HOUSEKEEPING FOR BEGINNERS, (aka DOMAKINSTVO ZA POCETNICI), from left: Dzada Selim, Anamaria Marinca, 2023. ph: Viktor Irvin Ivanov / © Focus Features /Courtesy Everett Collection
‘Housekeeping for Beginners’©Focus Features/Courtesy Everett Collection

“I already know most people who will see this film in Macedonia. It’ll be the same as ‘You Won’t Be Alone’ or ‘Of An Age,’” Stolevski said. “Almost everyone saw them on torrent, and it’s not even something that you question. It’s just the reality. There’s not many cinemas in the country, so these films aren’t easily available anyway. But there’s also just the reality. It’s an impoverished society. How much spending income do you have to go to the cinema or all these other things? And yeah, queer art-house cinema is not the priority for most viewers.”

That lack of a cinema culture also extended to the casting, which involved working with two casting scouts to find the right Roma kids to play the roles in “Housekeeping for Beginners.”

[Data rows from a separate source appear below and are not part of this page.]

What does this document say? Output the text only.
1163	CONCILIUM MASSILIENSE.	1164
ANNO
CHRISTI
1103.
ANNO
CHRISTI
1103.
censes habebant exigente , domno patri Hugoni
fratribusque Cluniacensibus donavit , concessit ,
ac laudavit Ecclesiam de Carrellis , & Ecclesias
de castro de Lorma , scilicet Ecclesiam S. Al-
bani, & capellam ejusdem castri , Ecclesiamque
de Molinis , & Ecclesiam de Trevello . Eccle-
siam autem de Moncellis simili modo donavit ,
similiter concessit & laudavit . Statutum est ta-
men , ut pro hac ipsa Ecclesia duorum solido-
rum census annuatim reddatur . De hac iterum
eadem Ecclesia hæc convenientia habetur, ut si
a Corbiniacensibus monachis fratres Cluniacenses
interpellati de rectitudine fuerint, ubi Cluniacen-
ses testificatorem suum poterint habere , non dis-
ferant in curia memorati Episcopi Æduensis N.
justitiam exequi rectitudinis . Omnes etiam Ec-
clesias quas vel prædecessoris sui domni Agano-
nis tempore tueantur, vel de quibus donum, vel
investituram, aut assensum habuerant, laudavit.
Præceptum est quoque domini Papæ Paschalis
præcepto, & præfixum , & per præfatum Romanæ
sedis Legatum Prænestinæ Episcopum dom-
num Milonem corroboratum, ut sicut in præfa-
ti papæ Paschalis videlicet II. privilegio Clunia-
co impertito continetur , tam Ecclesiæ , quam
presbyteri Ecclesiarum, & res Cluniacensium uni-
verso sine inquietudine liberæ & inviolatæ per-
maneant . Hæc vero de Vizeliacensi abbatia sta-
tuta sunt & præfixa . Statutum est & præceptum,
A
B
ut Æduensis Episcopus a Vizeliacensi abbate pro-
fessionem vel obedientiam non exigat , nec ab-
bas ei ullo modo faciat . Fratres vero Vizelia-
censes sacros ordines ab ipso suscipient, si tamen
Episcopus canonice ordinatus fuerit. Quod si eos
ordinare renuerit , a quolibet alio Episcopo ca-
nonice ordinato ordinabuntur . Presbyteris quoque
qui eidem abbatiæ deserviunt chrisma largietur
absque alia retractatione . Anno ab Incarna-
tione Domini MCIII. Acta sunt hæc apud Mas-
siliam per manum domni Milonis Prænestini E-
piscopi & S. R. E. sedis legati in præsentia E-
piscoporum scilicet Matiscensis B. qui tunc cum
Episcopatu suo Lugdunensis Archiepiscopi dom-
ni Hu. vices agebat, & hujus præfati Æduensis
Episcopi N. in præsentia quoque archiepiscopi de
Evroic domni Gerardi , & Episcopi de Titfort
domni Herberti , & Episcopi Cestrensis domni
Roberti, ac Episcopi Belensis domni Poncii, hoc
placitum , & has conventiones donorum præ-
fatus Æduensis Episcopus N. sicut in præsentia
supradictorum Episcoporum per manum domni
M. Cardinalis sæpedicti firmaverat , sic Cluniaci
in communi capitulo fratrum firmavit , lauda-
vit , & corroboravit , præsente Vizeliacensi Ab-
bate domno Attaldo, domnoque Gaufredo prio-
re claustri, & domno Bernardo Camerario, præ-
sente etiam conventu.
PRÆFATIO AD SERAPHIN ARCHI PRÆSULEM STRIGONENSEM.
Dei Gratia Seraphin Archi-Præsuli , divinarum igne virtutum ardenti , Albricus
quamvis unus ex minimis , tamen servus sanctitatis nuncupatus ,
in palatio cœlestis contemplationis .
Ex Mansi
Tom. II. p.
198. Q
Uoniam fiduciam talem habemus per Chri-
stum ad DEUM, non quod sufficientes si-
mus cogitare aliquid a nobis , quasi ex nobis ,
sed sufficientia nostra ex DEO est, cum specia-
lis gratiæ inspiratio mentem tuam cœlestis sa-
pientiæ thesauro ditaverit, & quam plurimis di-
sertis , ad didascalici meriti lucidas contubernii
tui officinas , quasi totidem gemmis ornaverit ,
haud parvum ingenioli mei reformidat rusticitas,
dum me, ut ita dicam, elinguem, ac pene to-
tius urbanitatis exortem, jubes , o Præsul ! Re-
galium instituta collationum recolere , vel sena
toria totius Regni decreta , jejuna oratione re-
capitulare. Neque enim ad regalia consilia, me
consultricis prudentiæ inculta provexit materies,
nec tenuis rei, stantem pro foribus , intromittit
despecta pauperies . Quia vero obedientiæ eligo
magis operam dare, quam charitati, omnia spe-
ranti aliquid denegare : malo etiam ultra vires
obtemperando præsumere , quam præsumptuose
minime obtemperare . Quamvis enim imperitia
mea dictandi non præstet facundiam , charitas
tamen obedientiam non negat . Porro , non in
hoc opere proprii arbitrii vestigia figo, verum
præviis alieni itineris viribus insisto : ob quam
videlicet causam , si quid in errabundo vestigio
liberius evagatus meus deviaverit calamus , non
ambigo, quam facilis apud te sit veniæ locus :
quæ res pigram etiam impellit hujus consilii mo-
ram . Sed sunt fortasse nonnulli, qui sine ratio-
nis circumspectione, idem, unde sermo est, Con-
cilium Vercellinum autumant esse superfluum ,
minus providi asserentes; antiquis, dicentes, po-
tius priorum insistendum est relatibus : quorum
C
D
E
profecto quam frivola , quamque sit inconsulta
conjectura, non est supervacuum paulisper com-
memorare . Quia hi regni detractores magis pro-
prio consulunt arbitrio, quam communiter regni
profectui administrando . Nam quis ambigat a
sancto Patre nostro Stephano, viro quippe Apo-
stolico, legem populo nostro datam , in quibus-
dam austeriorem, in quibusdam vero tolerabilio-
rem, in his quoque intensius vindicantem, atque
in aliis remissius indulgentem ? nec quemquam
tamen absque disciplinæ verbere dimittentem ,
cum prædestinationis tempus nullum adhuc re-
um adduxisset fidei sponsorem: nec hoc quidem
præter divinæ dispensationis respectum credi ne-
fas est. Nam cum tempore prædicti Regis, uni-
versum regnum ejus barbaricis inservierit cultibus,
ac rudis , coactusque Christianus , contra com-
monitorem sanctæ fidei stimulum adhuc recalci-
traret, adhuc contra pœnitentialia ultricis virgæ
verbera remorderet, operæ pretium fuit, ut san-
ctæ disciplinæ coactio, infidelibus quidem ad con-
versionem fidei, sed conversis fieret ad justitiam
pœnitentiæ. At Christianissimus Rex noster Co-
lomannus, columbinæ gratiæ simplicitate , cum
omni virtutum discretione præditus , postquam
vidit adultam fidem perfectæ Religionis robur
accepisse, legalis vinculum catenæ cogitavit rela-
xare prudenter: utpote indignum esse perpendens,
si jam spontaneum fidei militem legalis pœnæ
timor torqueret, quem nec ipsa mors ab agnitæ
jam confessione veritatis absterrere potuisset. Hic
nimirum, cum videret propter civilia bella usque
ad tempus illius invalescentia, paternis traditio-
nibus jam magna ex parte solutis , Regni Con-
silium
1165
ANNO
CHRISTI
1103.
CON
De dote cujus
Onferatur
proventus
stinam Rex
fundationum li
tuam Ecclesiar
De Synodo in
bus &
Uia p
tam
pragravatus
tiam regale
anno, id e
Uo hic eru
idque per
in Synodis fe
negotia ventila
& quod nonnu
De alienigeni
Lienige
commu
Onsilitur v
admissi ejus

“There are almost no trained actors of Roma at any age range, much less in the younger age range. And there’s a lot of impediments, economic and otherwise, to them even pursuing any acting roles,” he said. “One [casting director] was just in charge of the Roma characters because there was no traditional casting process. She was on the streets in Shutka every day for three months, photographing absolutely everyone who might ever want to be in a movie in any age bracket because there’s, like, 30 speaking roles.”

Keeping with the film’s vérité spirit, there weren’t “actually any traditional auditions at all. I was just kind of going based on energy. I do that anyway, even with professional actors, trying to sort of adapt the character as written to the actor rather than forcing the actor to adapt to the character.”

And Stolevski has no pretensions about how people see “Housekeeping for Beginners,” whether in theaters or illegally, for the most part. “For me, it’s important for you to see the film,” he said. “I made this one to connect with someone. So if there’s a kid in rural Macedonia, small town Macedonia that really is desperate to see this film, and [torrenting is] the only way they can get it, I’m not going to get angry. I think if it’s in America or Australia and that’s the way you’re choosing to watch a movie, I might have less empathy for you, actually.”

Stolevski had a similar experience with “Of an Age,” a gay “Before Sunrise”-esque romance set in Australia around a dancer and his infatuation with his best friend’s older brother. “A friend of mine who’s a Berlinale programmer, he messaged me because a friend of his was an aid worker in Somalia and told him that she had just watched ‘Of An Age’ with a group of people. I don’t know how, but I can imagine how they got access to it. And to me, the notion that people in Somalia watched ‘Of An Age,’ I didn’t give a shit how they got to.”

“Housekeeping for Beginners” opens in theaters from Focus Features on April 5.